The courses I run offer the essentials of first aid and in terms of health and safety they qualify participants to the level of 'Appointed Person' in the workplace. This covers scene assessment, rescue breathing and CPR, spinal injury, bleeding and shock management, choking etc... for both adults and children. Secondary Care includes splinting and bandaging with 'patients' looking like Egyptian mummies by the time we finish! Manuals are included and certification cards are issued on completion of the course. These last for two years, after which it is best to refresh your knowledge as protocols can change in that time.

First Aid has taught me many valuable skills and given me the confidence to deal with emergencies that fortunately only rarely come my way. With the right training you will learn to stop, think then act, and ultimately realise that you did everything humanly possible to help in a given situation.

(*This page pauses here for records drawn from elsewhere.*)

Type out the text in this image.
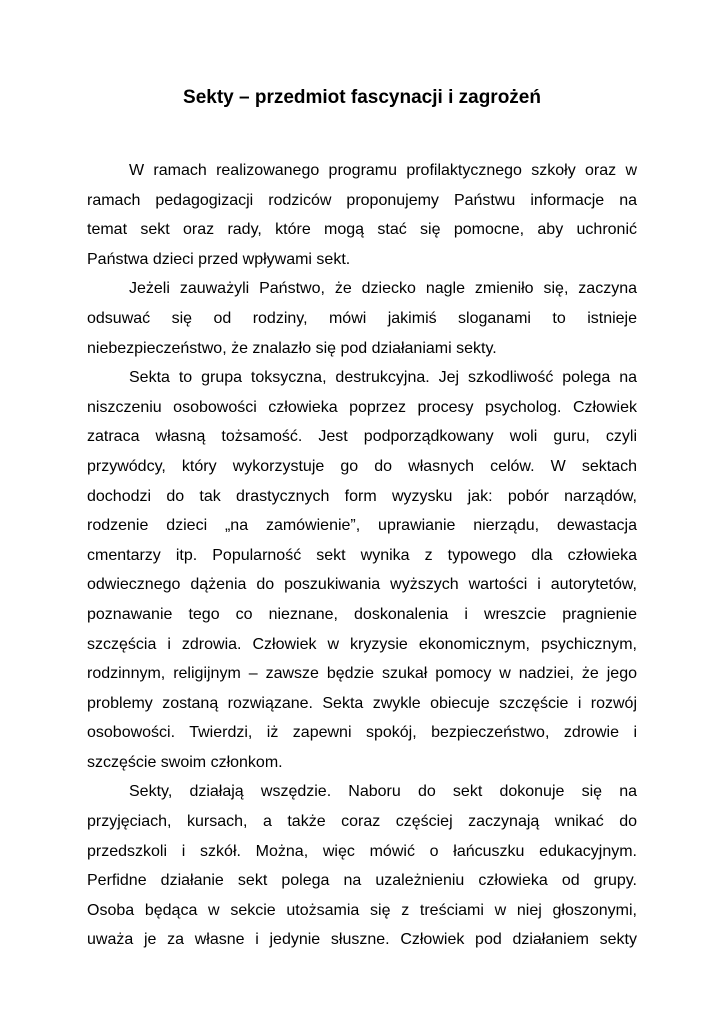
Sekty – przedmiot fascynacji i zagrożeń
W ramach realizowanego programu profilaktycznego szkoły oraz w
ramach pedagogizacji rodziców proponujemy Państwu informacje na
temat sekt oraz rady, które mogą stać się pomocne, aby uchronić
Państwa dzieci przed wpływami sekt.
Jeżeli zauważyli Państwo, że dziecko nagle zmieniło się, zaczyna
odsuwać się od rodziny, mówi jakimiś sloganami to istnieje
niebezpieczeństwo, że znalazło się pod działaniami sekty.
Sekta to grupa toksyczna, destrukcyjna. Jej szkodliwość polega na
niszczeniu osobowości człowieka poprzez procesy psycholog. Człowiek
zatraca własną tożsamość. Jest podporządkowany woli guru, czyli
przywódcy, który wykorzystuje go do własnych celów. W sektach
dochodzi do tak drastycznych form wyzysku jak: pobór narządów,
rodzenie dzieci „na zamówienie”, uprawianie nierządu, dewastacja
cmentarzy itp. Popularność sekt wynika z typowego dla człowieka
odwiecznego dążenia do poszukiwania wyższych wartości i autorytetów,
poznawanie tego co nieznane, doskonalenia i wreszcie pragnienie
szczęścia i zdrowia. Człowiek w kryzysie ekonomicznym, psychicznym,
rodzinnym, religijnym – zawsze będzie szukał pomocy w nadziei, że jego
problemy zostaną rozwiązane. Sekta zwykle obiecuje szczęście i rozwój
osobowości. Twierdzi, iż zapewni spokój, bezpieczeństwo, zdrowie i
szczęście swoim członkom.
Sekty, działają wszędzie. Naboru do sekt dokonuje się na
przyjęciach, kursach, a także coraz częściej zaczynają wnikać do
przedszkoli i szkół. Można, więc mówić o łańcuszku edukacyjnym.
Perfidne działanie sekt polega na uzależnieniu człowieka od grupy.
Osoba będąca w sekcie utożsamia się z treściami w niej głoszonymi,
uważa je za własne i jedynie słuszne. Człowiek pod działaniem sekty
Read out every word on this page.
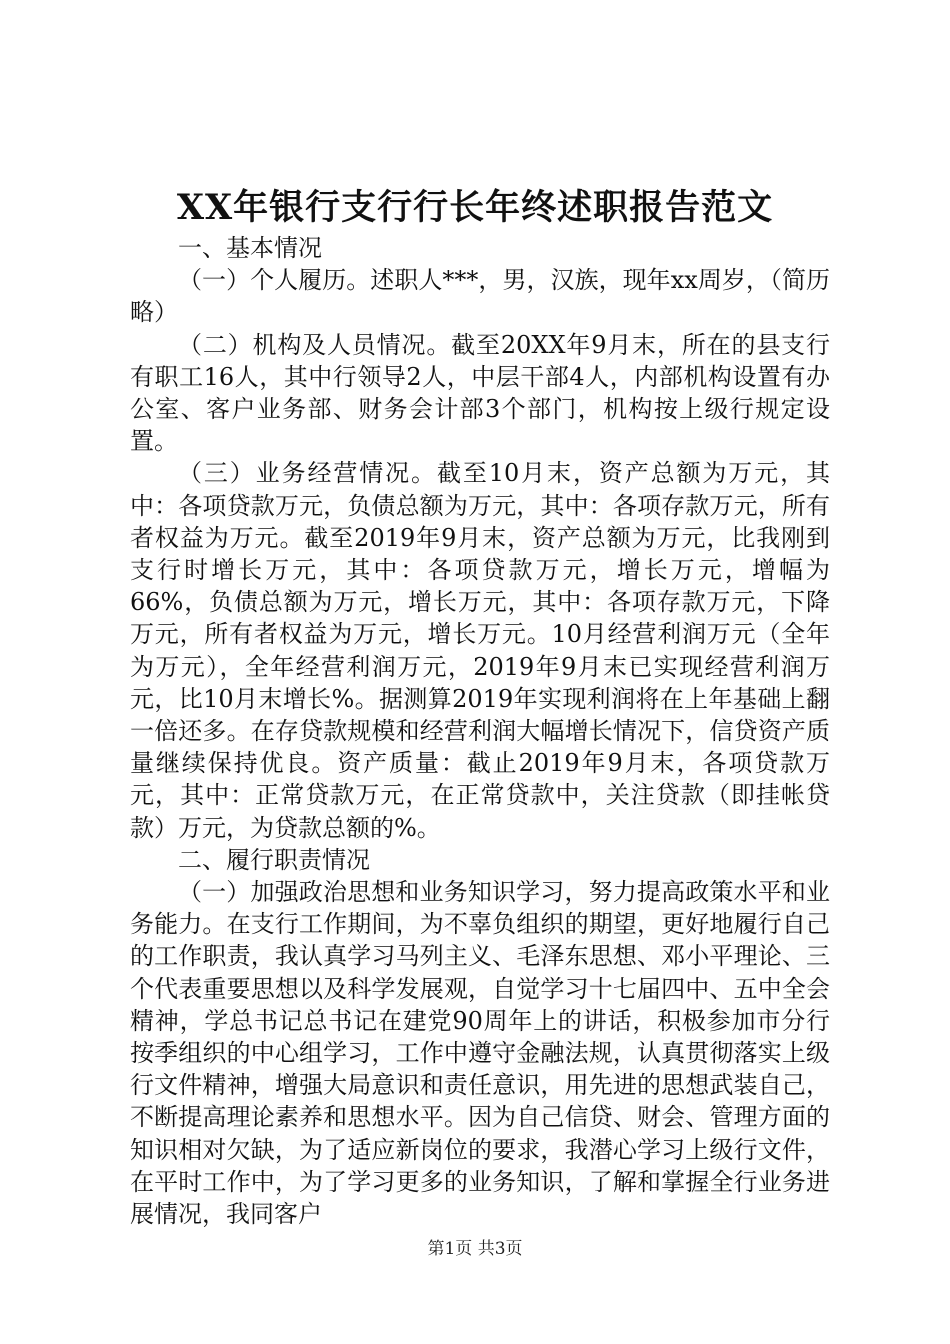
XX年银行支行行长年终述职报告范文

一、基本情况

（一）个人履历。述职人***，男，汉族，现年xx周岁，（简历略）

（二）机构及人员情况。截至20XX年9月末，所在的县支行有职工16人，其中行领导2人，中层干部4人，内部机构设置有办公室、客户业务部、财务会计部3个部门，机构按上级行规定设置。

（三）业务经营情况。截至10月末，资产总额为万元，其中：各项贷款万元，负债总额为万元，其中：各项存款万元，所有者权益为万元。截至2019年9月末，资产总额为万元，比我刚到支行时增长万元，其中：各项贷款万元，增长万元，增幅为66%，负债总额为万元，增长万元，其中：各项存款万元，下降万元，所有者权益为万元，增长万元。10月经营利润万元（全年为万元），全年经营利润万元，2019年9月末已实现经营利润万元，比10月末增长%。据测算2019年实现利润将在上年基础上翻一倍还多。在存贷款规模和经营利润大幅增长情况下，信贷资产质量继续保持优良。资产质量：截止2019年9月末，各项贷款万元，其中：正常贷款万元，在正常贷款中，关注贷款（即挂帐贷款）万元，为贷款总额的%。

二、履行职责情况

（一）加强政治思想和业务知识学习，努力提高政策水平和业务能力。在支行工作期间，为不辜负组织的期望，更好地履行自己的工作职责，我认真学习马列主义、毛泽东思想、邓小平理论、三个代表重要思想以及科学发展观，自觉学习十七届四中、五中全会精神，学总书记总书记在建党90周年上的讲话，积极参加市分行按季组织的中心组学习，工作中遵守金融法规，认真贯彻落实上级行文件精神，增强大局意识和责任意识，用先进的思想武装自己，不断提高理论素养和思想水平。因为自己信贷、财会、管理方面的知识相对欠缺，为了适应新岗位的要求，我潜心学习上级行文件，在平时工作中，为了学习更多的业务知识，了解和掌握全行业务进展情况，我同客户

第1页 共3页
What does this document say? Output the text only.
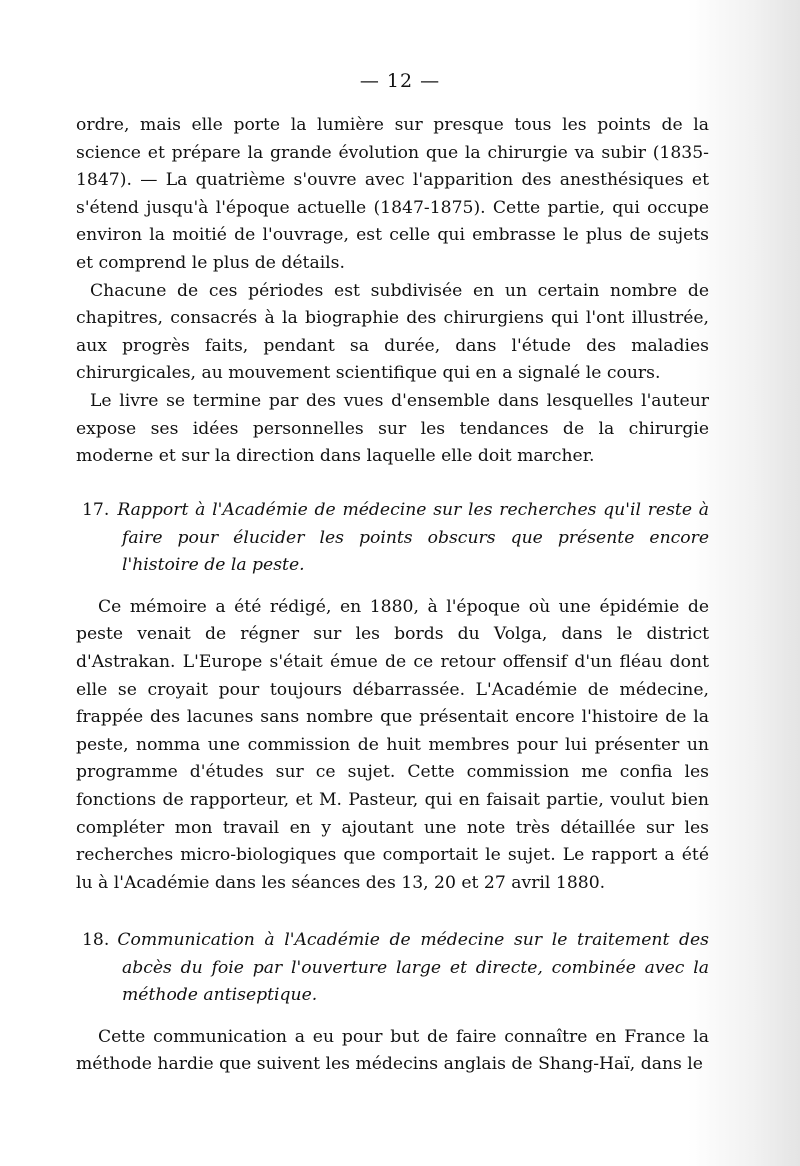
— 12 —

ordre, mais elle porte la lumière sur presque tous les points de la science et prépare la grande évolution que la chirurgie va subir (1835-1847). — La quatrième s'ouvre avec l'apparition des anesthésiques et s'étend jusqu'à l'époque actuelle (1847-1875). Cette partie, qui occupe environ la moitié de l'ouvrage, est celle qui embrasse le plus de sujets et comprend le plus de détails.

Chacune de ces périodes est subdivisée en un certain nombre de chapitres, consacrés à la biographie des chirurgiens qui l'ont illustrée, aux progrès faits, pendant sa durée, dans l'étude des maladies chirurgicales, au mouvement scientifique qui en a signalé le cours.

Le livre se termine par des vues d'ensemble dans lesquelles l'auteur expose ses idées personnelles sur les tendances de la chirurgie moderne et sur la direction dans laquelle elle doit marcher.

17. Rapport à l'Académie de médecine sur les recherches qu'il reste à faire pour élucider les points obscurs que présente encore l'histoire de la peste.

Ce mémoire a été rédigé, en 1880, à l'époque où une épidémie de peste venait de régner sur les bords du Volga, dans le district d'Astrakan. L'Europe s'était émue de ce retour offensif d'un fléau dont elle se croyait pour toujours débarrassée. L'Académie de médecine, frappée des lacunes sans nombre que présentait encore l'histoire de la peste, nomma une commission de huit membres pour lui présenter un programme d'études sur ce sujet. Cette commission me confia les fonctions de rapporteur, et M. Pasteur, qui en faisait partie, voulut bien compléter mon travail en y ajoutant une note très détaillée sur les recherches micro-biologiques que comportait le sujet. Le rapport a été lu à l'Académie dans les séances des 13, 20 et 27 avril 1880.

18. Communication à l'Académie de médecine sur le traitement des abcès du foie par l'ouverture large et directe, combinée avec la méthode antiseptique.

Cette communication a eu pour but de faire connaître en France la méthode hardie que suivent les médecins anglais de Shang-Haï, dans le
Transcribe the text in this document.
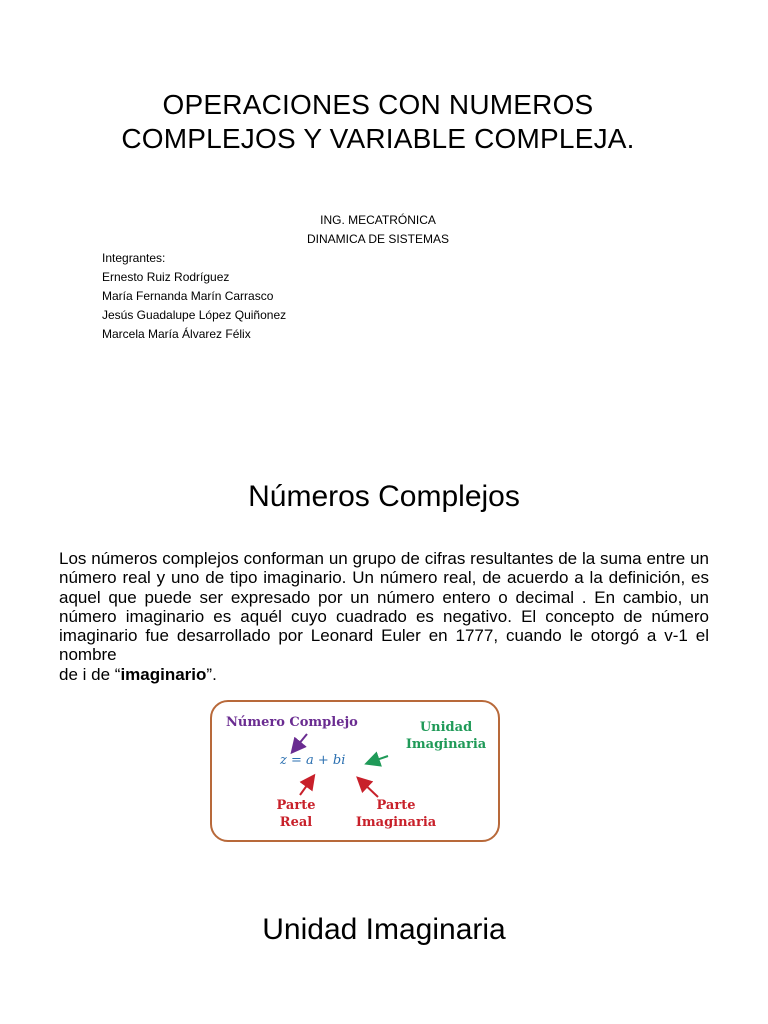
OPERACIONES CON NUMEROS COMPLEJOS Y VARIABLE COMPLEJA.
ING. MECATRÓNICA
DINAMICA DE SISTEMAS
Integrantes:
Ernesto Ruiz Rodríguez
María Fernanda Marín Carrasco
Jesús Guadalupe López Quiñonez
Marcela María Álvarez Félix
Números Complejos
Los números complejos conforman un grupo de cifras resultantes de la suma entre un número real y uno de tipo imaginario. Un número real, de acuerdo a la definición, es aquel que puede ser expresado por un número entero o decimal . En cambio, un número imaginario es aquél cuyo cuadrado es negativo. El concepto de número imaginario fue desarrollado por Leonard Euler en 1777, cuando le otorgó a v-1 el nombre
de i de “imaginario”.
Número Complejo	Unidad
Imaginaria
z = a + bi
Parte
Real
Parte
Imaginaria
Unidad Imaginaria
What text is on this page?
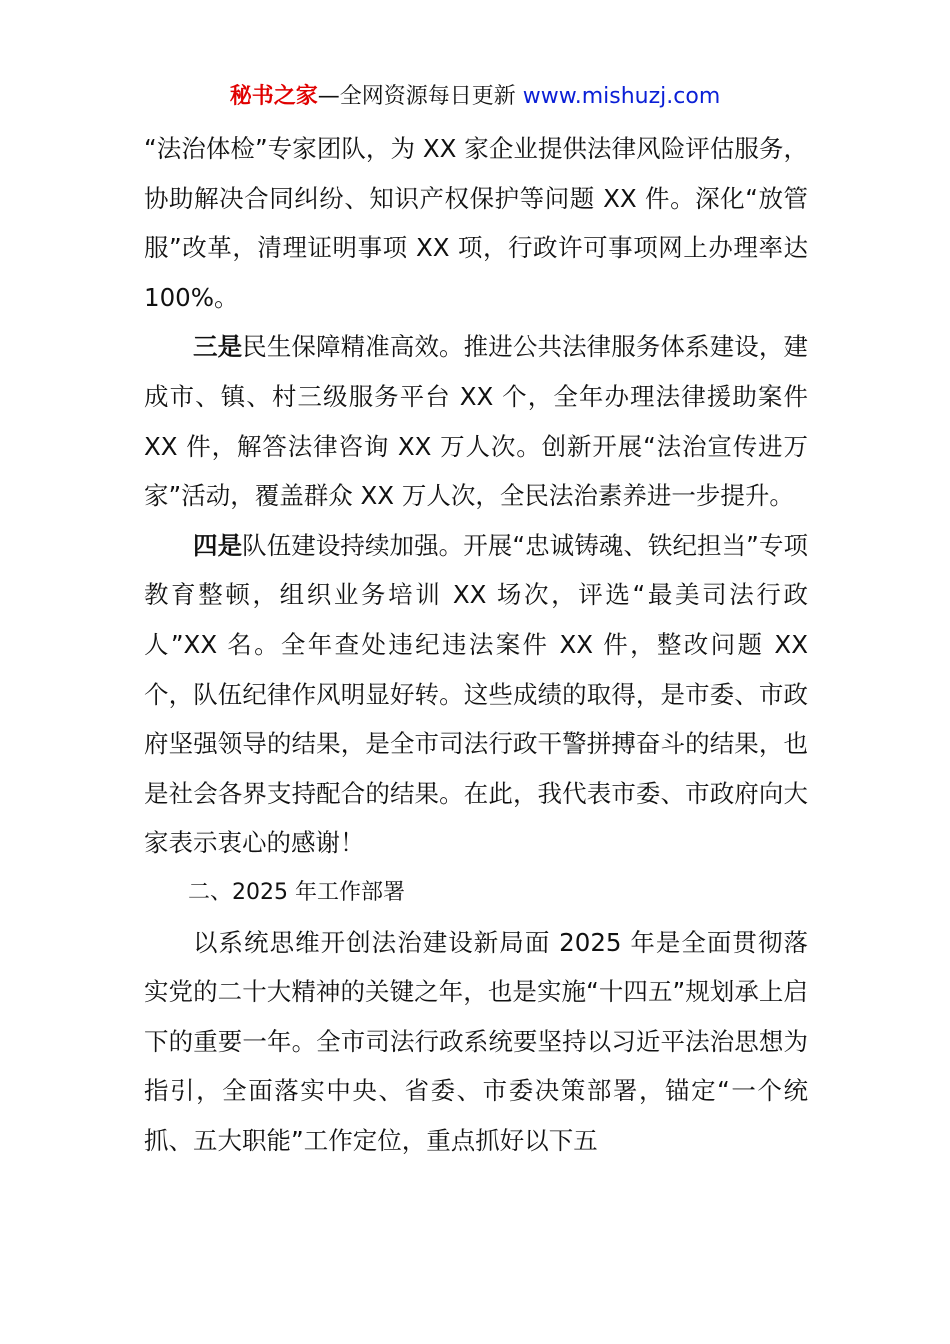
秘书之家—全网资源每日更新 www.mishuzj.com

“法治体检”专家团队，为 XX 家企业提供法律风险评估服务，协助解决合同纠纷、知识产权保护等问题 XX 件。深化“放管服”改革，清理证明事项 XX 项，行政许可事项网上办理率达 100%。

三是民生保障精准高效。推进公共法律服务体系建设，建成市、镇、村三级服务平台 XX 个，全年办理法律援助案件 XX 件，解答法律咨询 XX 万人次。创新开展“法治宣传进万家”活动，覆盖群众 XX 万人次，全民法治素养进一步提升。

四是队伍建设持续加强。开展“忠诚铸魂、铁纪担当”专项教育整顿，组织业务培训 XX 场次，评选“最美司法行政人”XX 名。全年查处违纪违法案件 XX 件，整改问题 XX 个，队伍纪律作风明显好转。这些成绩的取得，是市委、市政府坚强领导的结果，是全市司法行政干警拼搏奋斗的结果，也是社会各界支持配合的结果。在此，我代表市委、市政府向大家表示衷心的感谢！

二、2025 年工作部署

以系统思维开创法治建设新局面 2025 年是全面贯彻落实党的二十大精神的关键之年，也是实施“十四五”规划承上启下的重要一年。全市司法行政系统要坚持以习近平法治思想为指引，全面落实中央、省委、市委决策部署，锚定“一个统抓、五大职能”工作定位，重点抓好以下五
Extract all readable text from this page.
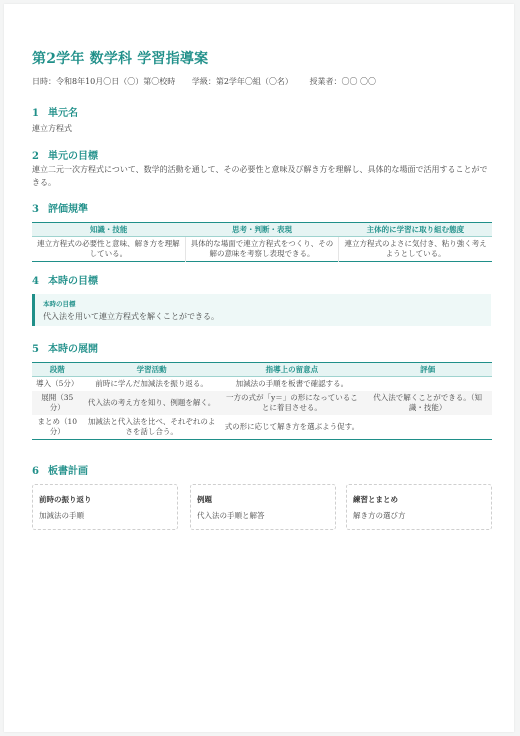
第2学年 数学科 学習指導案
日時：令和8年10月〇日（〇）第〇校時 学級：第2学年〇組（〇名） 授業者：〇〇 〇〇
1 単元名
連立方程式
2 単元の目標
連立二元一次方程式について、数学的活動を通して、その必要性と意味及び解き方を理解し、具体的な場面で活用することができる。
3 評価規準
知識・技能	思考・判断・表現	主体的に学習に取り組む態度
連立方程式の必要性と意味、解き方を理解している。	具体的な場面で連立方程式をつくり、その解の意味を考察し表現できる。	連立方程式のよさに気付き、粘り強く考えようとしている。
4 本時の目標
本時の目標
代入法を用いて連立方程式を解くことができる。
5 本時の展開
段階	学習活動	指導上の留意点	評価
導入（5分）	前時に学んだ加減法を振り返る。	加減法の手順を板書で確認する。	
展開（35分）	代入法の考え方を知り、例題を解く。	一方の式が「y＝」の形になっていることに着目させる。	代入法で解くことができる。（知識・技能）
まとめ（10分）	加減法と代入法を比べ、それぞれのよさを話し合う。	式の形に応じて解き方を選ぶよう促す。	
6 板書計画
前時の振り返り
加減法の手順
例題
代入法の手順と解答
練習とまとめ
解き方の選び方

When I think about first aid these days, as well as the woman on the motorbike, I think of a time when I was the patient and a former student of mine came to help. I was teaching diving in the far east and reading a book in my hammock after work when a rope gave way and dropped me three feet onto concrete on my right side. It was clear from the pain that I'd broken a rib or two and as I lay on the ground groaning I saw a couple of feet approaching slowly enough for their owner to be obviously conducting a scene assessment. A voice out of the darkness of my squinting eyes introduced itself as Geoff and asked if it could help. Geoff went by the book, straight through to treating me for shock management. After about 10 minutes the pain had subsided enough for me to talk and for us both to ascertain that the injury, whilst painful, was not serious.

Geoff had come round to get some money I owed him. He had to help himself to the contents of my wallet while I lay on the floor making comments about kicking a man while he was down but I'd have paid him a hefty tip at that point. He was a lovely chap and I was very proud.